John Bradford, a professor of forensic psychiatry at the University of Ottawa in Canada, testified by phone that he analyzed Fogle in August and concluded he suffers from hypersexuality, mild pedophilia, and alcohol abuse and dependency.
He said Fogle told him that he had “a fairly extensive history” of using prostitutes for sex and paid a minimum of about $12,000 a year for sex. He also said Fogle’s main interest was young females but that he also had some interest in adolescent males, and that Fogle told him he masturbated to fantasies about prepubescent girls but that there was no evidence he “actually engaged in sex” with such children.
Bradford said Fogle apparently had a compulsive eating disorder before he lost all of the weight that led to him becoming the face of Subway, and that his hypersexuality seemed to develop shortly after he shed the extra pounds.
Rick May, a psychologist from Aurora, Colorado, told the court he treated Fogle at his clinic over a four-week period and that Fogle had responded to those treatments. But he said Fogle needs much more therapy and he would be willing to continue to treat Fogle if he is sent to the prison in Littleton.
Under federal rules, Fogle must serve 85 percent of his sentence, which means he must serve more than 13 years in prison. Fogle can appeal his sentence, but not his conviction under his guilty plea.
In his plea deal, Fogle admitted that he had sex at New York City hotels with two girls under age 18 — one of whom was 16 at the time — and paid them for that sex. He also acknowledged receiving child pornography produced by Russell Taylor, the former executive director of The Jared Foundation, a nonprofit Fogle started to raise awareness and money to fight childhood obesity.
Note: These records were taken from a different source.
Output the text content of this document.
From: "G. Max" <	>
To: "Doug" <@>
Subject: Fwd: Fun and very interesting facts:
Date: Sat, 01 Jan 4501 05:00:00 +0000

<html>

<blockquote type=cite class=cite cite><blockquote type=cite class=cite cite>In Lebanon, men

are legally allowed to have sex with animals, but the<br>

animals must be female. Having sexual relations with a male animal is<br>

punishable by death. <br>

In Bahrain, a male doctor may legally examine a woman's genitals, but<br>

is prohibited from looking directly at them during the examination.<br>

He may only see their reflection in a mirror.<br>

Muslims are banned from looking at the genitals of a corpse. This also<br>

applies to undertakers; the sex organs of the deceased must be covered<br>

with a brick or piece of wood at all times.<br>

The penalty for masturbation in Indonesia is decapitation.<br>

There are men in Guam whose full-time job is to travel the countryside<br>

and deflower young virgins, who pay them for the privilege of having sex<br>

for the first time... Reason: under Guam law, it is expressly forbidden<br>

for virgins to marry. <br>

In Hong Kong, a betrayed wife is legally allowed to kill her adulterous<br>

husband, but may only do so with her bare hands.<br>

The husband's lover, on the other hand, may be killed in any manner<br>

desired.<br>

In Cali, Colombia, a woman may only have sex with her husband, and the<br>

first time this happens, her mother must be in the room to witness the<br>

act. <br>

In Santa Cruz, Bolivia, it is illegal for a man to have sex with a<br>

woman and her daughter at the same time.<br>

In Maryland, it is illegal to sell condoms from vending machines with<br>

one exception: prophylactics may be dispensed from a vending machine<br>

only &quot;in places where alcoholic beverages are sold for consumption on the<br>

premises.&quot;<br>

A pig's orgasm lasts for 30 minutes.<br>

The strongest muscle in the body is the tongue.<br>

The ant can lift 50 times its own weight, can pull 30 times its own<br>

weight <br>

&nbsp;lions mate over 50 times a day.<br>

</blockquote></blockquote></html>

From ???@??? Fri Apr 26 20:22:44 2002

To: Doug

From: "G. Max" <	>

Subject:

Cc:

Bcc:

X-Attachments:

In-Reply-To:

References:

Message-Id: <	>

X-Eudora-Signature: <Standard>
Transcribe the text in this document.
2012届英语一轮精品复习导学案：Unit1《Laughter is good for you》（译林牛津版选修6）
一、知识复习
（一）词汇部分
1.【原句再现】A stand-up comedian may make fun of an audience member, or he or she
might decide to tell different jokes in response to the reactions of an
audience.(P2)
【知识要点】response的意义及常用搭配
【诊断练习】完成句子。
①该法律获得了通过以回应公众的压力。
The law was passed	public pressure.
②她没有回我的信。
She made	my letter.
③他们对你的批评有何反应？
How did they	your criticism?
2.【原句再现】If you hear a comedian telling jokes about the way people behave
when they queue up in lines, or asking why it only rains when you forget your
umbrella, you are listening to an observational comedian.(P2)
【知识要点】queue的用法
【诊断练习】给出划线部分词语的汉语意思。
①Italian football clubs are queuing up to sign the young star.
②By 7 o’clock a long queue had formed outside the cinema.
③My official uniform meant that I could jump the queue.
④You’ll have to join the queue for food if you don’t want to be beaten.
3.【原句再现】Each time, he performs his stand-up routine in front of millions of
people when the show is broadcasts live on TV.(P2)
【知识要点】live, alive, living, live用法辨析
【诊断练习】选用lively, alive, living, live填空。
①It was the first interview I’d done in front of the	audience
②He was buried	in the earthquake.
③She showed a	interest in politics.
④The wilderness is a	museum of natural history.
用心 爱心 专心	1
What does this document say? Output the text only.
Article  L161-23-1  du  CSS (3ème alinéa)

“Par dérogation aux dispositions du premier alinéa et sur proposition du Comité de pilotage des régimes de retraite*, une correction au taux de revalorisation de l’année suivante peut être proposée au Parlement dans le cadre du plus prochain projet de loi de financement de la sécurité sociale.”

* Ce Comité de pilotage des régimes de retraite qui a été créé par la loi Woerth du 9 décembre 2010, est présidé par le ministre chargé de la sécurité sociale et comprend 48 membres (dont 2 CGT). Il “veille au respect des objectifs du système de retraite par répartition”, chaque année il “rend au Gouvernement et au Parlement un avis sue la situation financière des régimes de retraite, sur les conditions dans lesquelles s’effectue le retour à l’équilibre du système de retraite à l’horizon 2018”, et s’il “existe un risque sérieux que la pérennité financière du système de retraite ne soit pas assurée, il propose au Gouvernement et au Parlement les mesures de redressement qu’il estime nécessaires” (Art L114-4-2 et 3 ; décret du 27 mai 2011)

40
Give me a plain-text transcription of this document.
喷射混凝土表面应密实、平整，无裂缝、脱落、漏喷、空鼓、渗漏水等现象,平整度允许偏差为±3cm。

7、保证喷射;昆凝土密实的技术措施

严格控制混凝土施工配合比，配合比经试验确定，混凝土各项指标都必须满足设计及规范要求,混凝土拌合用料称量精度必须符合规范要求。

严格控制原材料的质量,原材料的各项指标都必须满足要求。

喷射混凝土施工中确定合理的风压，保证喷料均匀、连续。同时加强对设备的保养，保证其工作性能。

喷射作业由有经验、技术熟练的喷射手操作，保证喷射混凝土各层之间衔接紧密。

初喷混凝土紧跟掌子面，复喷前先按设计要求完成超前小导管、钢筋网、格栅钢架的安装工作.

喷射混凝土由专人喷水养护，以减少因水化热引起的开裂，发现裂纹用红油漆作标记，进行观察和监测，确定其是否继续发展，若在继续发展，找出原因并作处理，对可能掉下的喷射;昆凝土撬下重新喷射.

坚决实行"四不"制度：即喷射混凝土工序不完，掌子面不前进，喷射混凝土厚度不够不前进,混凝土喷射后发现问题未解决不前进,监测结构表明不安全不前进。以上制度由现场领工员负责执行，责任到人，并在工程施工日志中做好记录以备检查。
Authorities said Taylor secretly filmed 12 minors as they were nude, changing clothes, or engaged in other activities using hidden cameras in his Indianapolis-area residences to produce child pornography. Taylor has agreed to plead guilty to child exploitation and child pornography charges and faces a Dec. 10 plea hearing on those charges.
Fogle agreed to pay a total of $1.4 million to his 14 victims, with each getting $100,000. Before Fogle entered his guilty pleas Thursday, one of his attorneys told the judge that Fogle had paid 12 of the 14 victims and turned over the checks for the last two victims before the proceedings began.
Associated Press writer Brian Slodysko contributed to this report.